Trama golpista: STF ouvirá Bolsonaro e outros 7 réus em ação penal; saiba o que diz a PGR sobre cada um

por Redação 9 de junho de 2025

O Supremo Tribunal Federal (STF) vai realizar, a partir desta segunda-feira (9), o interrogatório dos oito acusados de tentativa de golpe de Estado em 2022. Entre eles, o ex-presidente Jair Bolsonaro.

Segundo a Procuradoria-Geral da República (PGR), o grupo faz parte do chamado “núcleo crucial” da organização criminosa que atuou pela ruptura democrática.

Ao longo de maio, testemunhas de defesa e acusação foram ouvidas na Corte. O interrogatório dos réus marca a reta final da fase de instrução do processo penal. Na sequência, acusação e defesa podem ter prazo para pedir diligências adicionais.

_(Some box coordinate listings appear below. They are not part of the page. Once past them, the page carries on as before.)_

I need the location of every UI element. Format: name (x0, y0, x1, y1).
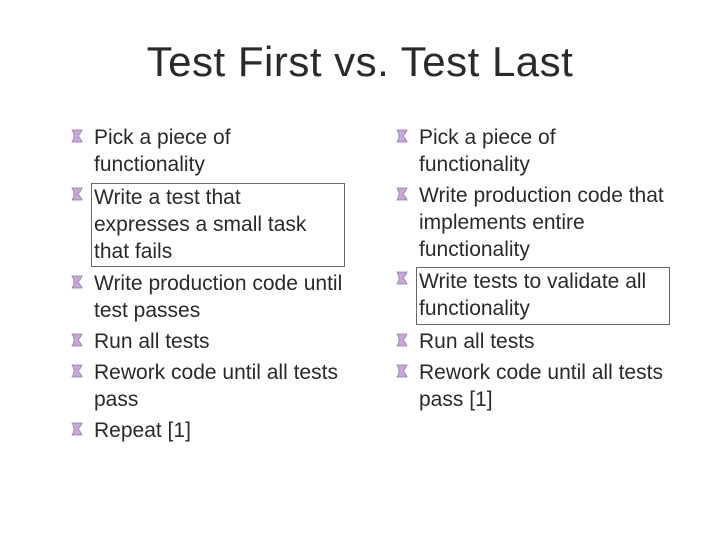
list-item-text: Write tests to validate all functionalit… (416, 267, 670, 325)
list-item: Write production code that implements en… (395, 183, 670, 264)
list-item: Write production code until test passes (70, 271, 345, 325)
list-item: Pick a piece of functionality (70, 125, 345, 179)
slide: Test First vs. Test Last Pick a piece of… (0, 0, 720, 540)
list-item-text: Run all tests (419, 330, 535, 353)
bullet-icon (70, 187, 84, 201)
list-item-text: Write production code that implements en… (419, 184, 664, 261)
list-item-text: Pick a piece of functionality (94, 126, 231, 176)
bullet-icon (70, 129, 84, 143)
bullet-icon (395, 364, 409, 378)
bullet-icon (70, 364, 84, 378)
bullet-icon (395, 333, 409, 347)
list-item: Pick a piece of functionality (395, 125, 670, 179)
list-item: Write a test that expresses a small task… (70, 183, 345, 268)
bullet-icon (70, 275, 84, 289)
list-item-text: Rework code until all tests pass [1] (419, 361, 663, 411)
bullet-icon (70, 422, 84, 436)
bullet-icon (395, 129, 409, 143)
list-item-text: Rework code until all tests pass (94, 361, 338, 411)
list-item-text: Run all tests (94, 330, 210, 353)
list-item-text: Repeat [1] (94, 419, 191, 442)
bullet-icon (395, 187, 409, 201)
left-column: Pick a piece of functionality Write a te… (70, 125, 345, 449)
list-item: Run all tests (70, 329, 345, 356)
list-item: Write tests to validate all functionalit… (395, 267, 670, 325)
right-column: Pick a piece of functionality Write prod… (395, 125, 670, 449)
list-item-text: Pick a piece of functionality (419, 126, 556, 176)
bullet-icon (395, 271, 409, 285)
list-item-text: Write a test that expresses a small task… (91, 183, 345, 268)
list-item: Run all tests (395, 329, 670, 356)
slide-title: Test First vs. Test Last (0, 38, 720, 86)
list-item-text: Write production code until test passes (94, 272, 342, 322)
columns: Pick a piece of functionality Write a te… (70, 125, 670, 449)
list-item: Repeat [1] (70, 418, 345, 445)
bullet-icon (70, 333, 84, 347)
list-item: Rework code until all tests pass (70, 360, 345, 414)
list-item: Rework code until all tests pass [1] (395, 360, 670, 414)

Encerrada esta etapa, deve ser aberto o prazo de 15 dias para alegações finais.

Serão realizadas audiências na Primeira Turma ao longo de toda a semana, até a sexta-feira (13).

O primeiro a ser ouvido será Mauro Cid, que fechou uma delação premiada com a Polícia Federal. Os outros sete réus serão interrogados em ordem alfabética.